Яков Петрович Гуро ценил комфорт и в быту любил обставлять себя со вкусом. Он прибыл в Бендеры на день раньше Гоголя и остановился в лучшей гостинице города с видом на главную улицу. Ему не было нужды наводить какие-либо справки, ибо к его услугам имелся доклад, где было изложено все, достойное внимания начальника Первой экспедиции Третьего отделения императорской канцелярии. Там были характеристики всех высших чиновников города, здешней знати, промышленников и крупных помещиков. При желании в докладе можно было найти сведения обо всех главных событиях в Бендерах за последние пять лет. Там значилось, сколько кораблей проходит через порт на Днестре, сколько составов в день принимает железнодорожная станция, сколько жителей из десяти тысяч населения являются молдаванами и в какую сумму казне обошлось возведение Преображенского собора, задуманного как символ освобождения от турецкого ига. Даже не заглядывая в доклад, Гуро мог с большой долей точности предположить, что при строительстве было украдено примерно две трети средств. В Бессарабии с хищениями обстояло хуже, чем в остальной России, где довольствовались половиной.

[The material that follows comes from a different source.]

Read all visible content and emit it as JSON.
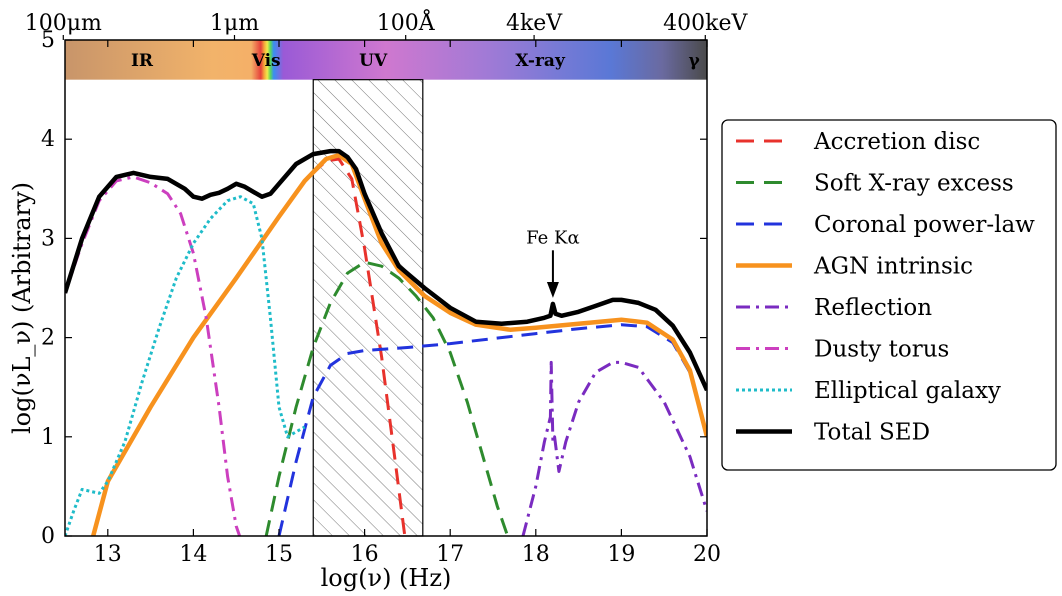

Конторщик гостиницы почтительно попросил господина записать в журнал свой чин и фамилию для сообщения в полицию. Гуро хотел рассердиться, но вспомнил про свою миссию, взял перо и накорябал нечто неразборчивое, прекрасно зная, что никто интересоваться его личностью не станет. Городок был настолько сонный и ленивый, что полицмейстера можно было вообразить себе только спящим или пьяным, или же таким и сяким одновременно. Если же это окажется не так и блюстители порядка пожелают поближе познакомиться с приезжим, то на сей случай у него имелась грамота с печатью, при виде которой всякое высшее должностное лицо могло лишь вытянуться по струнке и почтительно спрашивать: «Чего изволите-с?>
Гуро не любил пользоваться такими приемами. Ему было интереснее пускать в ход свои недюжинные способности. Ведь наши таланты, подобно оружию и инструментам, ржавеют, тупеют и утрачивают силу, когда им не находится достаточно частое применение.
Отобедав и отдохнув после дороги, он вышел прогуляться, пользуясь тем, что пока что в городе нет Гоголя, который мог бы его опознать. Гуро обогнал бричку соперника ночью, пожертвовав сном ради такого случая. Он принял решение самому не начинать расследование, а предоставить это другим. Ему хотелось посмотреть, на что способен Гоголь и не напрасно ли тратятся ресурсы и энергии на переманивание его на свою сторону. Одни только сеансы устрашения потребовали от Гуро огромного напряжения сил. Не слишком ли расточительно?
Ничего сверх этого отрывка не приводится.